Leading 8-4, Bochy let Bumgarner hit in the bottom of the fifth – he struck out – but did not send him back out to pitch the sixth. The five innings matched Bumgarner’s shortest outing this season, and he needed 38 pitches to get through the fourth, finishing with 89.
“He wasn’t quite as sharp, and he’ll tell you that,” Bochy said. “That 38-pitch inning, I know that had to take a toll on him. And I’ve got to take care of him. He’s a guy that’s so consistently gotten us deep in the game. That’s a pretty good workload for five innings.”
Bochy still had to wait a while to feel secure. The Mets scored three times in the sixth against relievers Cory Gearrin, just activated from the disabled list, and Will Smith, who has struggled since arriving from Milwaukee. Derek Law, Javier Lopez and Sergio Romo got the Giants through the eighth with the lead, with Law stranding the bases loaded in the seventh.
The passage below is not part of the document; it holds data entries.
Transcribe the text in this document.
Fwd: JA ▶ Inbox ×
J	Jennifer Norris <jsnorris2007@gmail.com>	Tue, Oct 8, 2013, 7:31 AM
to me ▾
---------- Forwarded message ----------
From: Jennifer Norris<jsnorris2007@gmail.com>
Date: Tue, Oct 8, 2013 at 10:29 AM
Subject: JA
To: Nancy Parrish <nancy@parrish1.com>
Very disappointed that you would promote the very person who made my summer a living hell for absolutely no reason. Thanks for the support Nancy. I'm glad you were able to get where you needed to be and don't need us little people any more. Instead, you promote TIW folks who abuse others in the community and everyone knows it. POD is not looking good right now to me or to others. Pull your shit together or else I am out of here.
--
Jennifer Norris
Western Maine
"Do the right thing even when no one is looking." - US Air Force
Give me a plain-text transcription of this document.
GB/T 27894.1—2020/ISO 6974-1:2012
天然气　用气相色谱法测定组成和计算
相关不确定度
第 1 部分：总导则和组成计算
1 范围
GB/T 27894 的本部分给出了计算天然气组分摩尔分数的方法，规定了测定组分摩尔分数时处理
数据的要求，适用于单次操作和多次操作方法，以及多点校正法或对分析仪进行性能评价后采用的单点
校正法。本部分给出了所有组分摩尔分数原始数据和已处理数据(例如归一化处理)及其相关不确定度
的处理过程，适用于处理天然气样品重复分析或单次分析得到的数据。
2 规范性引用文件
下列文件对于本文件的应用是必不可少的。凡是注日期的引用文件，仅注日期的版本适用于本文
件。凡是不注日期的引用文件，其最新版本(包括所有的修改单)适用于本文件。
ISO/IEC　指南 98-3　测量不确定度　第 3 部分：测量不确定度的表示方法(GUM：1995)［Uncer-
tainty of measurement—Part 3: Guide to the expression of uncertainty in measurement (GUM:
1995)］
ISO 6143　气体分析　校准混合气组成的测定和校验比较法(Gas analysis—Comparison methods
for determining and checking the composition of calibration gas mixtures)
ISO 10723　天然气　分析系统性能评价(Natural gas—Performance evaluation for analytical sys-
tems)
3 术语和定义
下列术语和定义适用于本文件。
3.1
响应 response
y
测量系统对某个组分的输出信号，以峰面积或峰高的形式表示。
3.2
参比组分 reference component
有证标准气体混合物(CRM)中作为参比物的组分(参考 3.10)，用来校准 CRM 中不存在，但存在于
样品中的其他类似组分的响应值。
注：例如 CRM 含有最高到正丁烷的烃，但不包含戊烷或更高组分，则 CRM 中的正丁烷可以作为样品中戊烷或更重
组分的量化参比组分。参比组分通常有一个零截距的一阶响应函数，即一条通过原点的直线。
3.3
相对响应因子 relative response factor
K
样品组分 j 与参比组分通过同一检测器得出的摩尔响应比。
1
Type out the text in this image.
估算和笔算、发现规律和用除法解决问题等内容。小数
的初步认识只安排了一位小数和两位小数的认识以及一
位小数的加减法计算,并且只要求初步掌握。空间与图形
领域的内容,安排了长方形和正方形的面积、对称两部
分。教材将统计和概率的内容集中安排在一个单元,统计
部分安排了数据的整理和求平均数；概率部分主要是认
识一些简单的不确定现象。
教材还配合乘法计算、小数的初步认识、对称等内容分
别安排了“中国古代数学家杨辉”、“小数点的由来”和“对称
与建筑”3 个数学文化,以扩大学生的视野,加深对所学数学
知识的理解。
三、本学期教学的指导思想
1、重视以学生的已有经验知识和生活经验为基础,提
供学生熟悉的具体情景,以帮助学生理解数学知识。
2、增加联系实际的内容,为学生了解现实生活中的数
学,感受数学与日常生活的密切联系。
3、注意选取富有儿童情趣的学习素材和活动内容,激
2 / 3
Lopez got the first out of the eighth and Romo came in to strike out Jose Reyes and T.J. Rivera. Over his last five outings, Romo has recorded his last 11 outs via strikeout.
“He looked good, didn’t he?” Bochy said of Romo. “He’s really locating well right now.”
Given the Giants’ penchant for close losses since the All-Star Break, Buster Posey’s two-out, two-run double in the ninth provided insurance and a chance to exhale a little. Bochy was shown by TV cameras in the dugout with a wide grin as Conor Gillaspie and Angel Pagan, who extended his hitting streak to 16 games, crossed the plate.
Santiago Casilla worked the ninth for his 28th save.
“There’s no question tonight was a good win,” Span said. “Down four-zip, we could’ve easily just folded our tents in and said, you know, get ’em tomorrow, or times are rough and we’re just going to go ahead and hang our heads. But we collectively came together tonight. And tonight was definitely a big win.”